Like the ancient mitochondrial organisms found in each of our cells, intracellular RNA droplets could reflect a still more ancient lineage in the assembly of complex cellular structure. Oparin’s coacervates may still be alive and well, safe within our cells, like flies in life’s evolving amber.

One thing is clear. If a proponent of intelligent design honored somebody who was this wrong with an equivalent level of ecstasy, the media would never let us hear the end of it — even if the somebody was NOT a willing accomplice to a totalitarian dictatorship that killed millions of people.
So what’s the real reason Oparin gets honors for being wrong about everything?

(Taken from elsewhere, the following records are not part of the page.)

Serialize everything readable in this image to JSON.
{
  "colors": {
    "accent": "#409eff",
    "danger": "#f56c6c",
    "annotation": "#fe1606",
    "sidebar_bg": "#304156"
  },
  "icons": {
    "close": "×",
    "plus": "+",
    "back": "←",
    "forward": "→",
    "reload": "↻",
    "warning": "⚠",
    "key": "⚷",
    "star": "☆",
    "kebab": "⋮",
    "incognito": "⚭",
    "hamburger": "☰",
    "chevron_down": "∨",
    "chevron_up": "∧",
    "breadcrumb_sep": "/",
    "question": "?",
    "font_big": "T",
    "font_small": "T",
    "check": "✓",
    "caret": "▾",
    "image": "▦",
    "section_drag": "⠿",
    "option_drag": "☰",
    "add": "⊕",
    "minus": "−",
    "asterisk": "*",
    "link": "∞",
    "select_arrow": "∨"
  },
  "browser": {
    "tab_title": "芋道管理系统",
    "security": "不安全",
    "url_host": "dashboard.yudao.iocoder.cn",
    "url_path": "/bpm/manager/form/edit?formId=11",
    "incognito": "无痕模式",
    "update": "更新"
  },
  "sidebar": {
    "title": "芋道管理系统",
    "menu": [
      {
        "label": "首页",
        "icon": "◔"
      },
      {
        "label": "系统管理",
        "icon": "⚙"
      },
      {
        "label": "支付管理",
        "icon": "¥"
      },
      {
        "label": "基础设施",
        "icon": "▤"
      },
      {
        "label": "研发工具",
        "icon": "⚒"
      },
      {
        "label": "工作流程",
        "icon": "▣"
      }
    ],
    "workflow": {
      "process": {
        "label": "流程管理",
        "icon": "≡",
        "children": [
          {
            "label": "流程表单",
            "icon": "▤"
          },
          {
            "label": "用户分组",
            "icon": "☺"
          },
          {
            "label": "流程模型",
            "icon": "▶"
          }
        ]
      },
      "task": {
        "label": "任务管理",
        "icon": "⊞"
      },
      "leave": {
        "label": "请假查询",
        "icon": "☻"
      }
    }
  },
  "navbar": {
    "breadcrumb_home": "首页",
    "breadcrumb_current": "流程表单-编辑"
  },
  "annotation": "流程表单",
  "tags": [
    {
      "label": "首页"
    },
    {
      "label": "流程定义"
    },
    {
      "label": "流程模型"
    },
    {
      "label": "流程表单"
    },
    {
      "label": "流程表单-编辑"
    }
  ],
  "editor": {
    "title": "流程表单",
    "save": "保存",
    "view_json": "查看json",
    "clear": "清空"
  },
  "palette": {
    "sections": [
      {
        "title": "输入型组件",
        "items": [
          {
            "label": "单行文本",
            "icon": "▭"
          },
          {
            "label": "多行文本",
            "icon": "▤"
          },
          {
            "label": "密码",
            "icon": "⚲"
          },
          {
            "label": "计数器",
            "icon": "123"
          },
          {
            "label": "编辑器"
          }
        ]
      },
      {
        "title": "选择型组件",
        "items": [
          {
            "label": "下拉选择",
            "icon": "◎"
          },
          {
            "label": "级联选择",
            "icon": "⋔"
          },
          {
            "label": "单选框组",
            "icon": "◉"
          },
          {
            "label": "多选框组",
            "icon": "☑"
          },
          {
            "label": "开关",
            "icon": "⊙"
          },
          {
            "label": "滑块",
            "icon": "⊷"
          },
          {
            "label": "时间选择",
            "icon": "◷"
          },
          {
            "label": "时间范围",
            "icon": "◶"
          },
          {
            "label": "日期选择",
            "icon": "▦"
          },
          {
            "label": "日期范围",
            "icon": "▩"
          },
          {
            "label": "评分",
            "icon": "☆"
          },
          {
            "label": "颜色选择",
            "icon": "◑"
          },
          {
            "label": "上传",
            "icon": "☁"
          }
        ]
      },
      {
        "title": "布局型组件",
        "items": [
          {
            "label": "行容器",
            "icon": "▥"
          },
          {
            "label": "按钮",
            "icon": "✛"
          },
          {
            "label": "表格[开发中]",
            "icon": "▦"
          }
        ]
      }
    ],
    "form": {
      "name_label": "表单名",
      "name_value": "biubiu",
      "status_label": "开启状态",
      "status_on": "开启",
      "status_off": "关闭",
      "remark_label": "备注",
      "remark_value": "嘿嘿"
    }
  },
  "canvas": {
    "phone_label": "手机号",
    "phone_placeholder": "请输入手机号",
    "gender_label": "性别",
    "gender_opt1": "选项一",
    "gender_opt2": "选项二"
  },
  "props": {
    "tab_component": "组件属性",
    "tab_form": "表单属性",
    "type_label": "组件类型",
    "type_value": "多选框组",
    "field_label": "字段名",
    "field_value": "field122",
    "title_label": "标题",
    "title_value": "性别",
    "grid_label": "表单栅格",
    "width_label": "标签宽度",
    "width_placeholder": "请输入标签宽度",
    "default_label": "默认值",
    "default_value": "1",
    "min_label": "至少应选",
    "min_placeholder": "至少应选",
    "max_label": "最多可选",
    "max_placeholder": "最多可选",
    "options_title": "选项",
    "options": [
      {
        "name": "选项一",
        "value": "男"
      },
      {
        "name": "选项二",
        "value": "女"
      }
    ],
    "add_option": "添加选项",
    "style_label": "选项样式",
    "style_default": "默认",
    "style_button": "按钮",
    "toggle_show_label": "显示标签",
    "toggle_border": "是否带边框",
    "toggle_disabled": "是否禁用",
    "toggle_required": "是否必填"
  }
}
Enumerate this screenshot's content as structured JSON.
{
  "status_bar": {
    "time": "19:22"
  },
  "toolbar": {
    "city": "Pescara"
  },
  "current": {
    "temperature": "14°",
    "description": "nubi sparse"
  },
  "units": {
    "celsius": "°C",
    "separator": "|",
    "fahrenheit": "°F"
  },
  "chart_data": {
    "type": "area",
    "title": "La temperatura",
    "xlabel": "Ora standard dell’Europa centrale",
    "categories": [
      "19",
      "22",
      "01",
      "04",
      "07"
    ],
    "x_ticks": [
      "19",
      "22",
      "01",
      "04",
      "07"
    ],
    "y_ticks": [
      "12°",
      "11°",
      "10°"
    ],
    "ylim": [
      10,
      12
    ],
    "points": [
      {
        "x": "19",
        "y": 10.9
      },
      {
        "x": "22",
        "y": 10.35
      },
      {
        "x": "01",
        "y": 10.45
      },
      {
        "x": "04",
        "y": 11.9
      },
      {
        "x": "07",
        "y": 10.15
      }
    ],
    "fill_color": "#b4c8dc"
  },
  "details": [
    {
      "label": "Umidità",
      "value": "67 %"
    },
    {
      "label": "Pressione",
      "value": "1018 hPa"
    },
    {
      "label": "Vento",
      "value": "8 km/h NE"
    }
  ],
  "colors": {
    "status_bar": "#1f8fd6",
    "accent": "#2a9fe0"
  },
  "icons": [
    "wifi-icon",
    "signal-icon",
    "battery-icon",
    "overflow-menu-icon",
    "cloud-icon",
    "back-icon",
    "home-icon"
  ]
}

Oparin belongs in the pantheon of the twentieth century’s greatest scientists for providing a foundation for understanding early molecular evolution. He believed that natural selection had “completely wiped off the face of the Earth all the intermediate forms of organization of primary colloidal systems and of the simplest living things. ” Three-quarters of a century before Oparin, Charles Darwin noted that such primitive life forms would be a poor match for contemporary, highly evolved ones. But Darwin also wrote that relatively less-evolved species — “anomalous forms … living fossils” — often come down through the ages, against all the odds.

That’s why. For making Darwin look good, Aleksandr Oparin’s sins are pardoned, and he is elevated to sainthood for providing an imaginary path for materialism, against all the odds.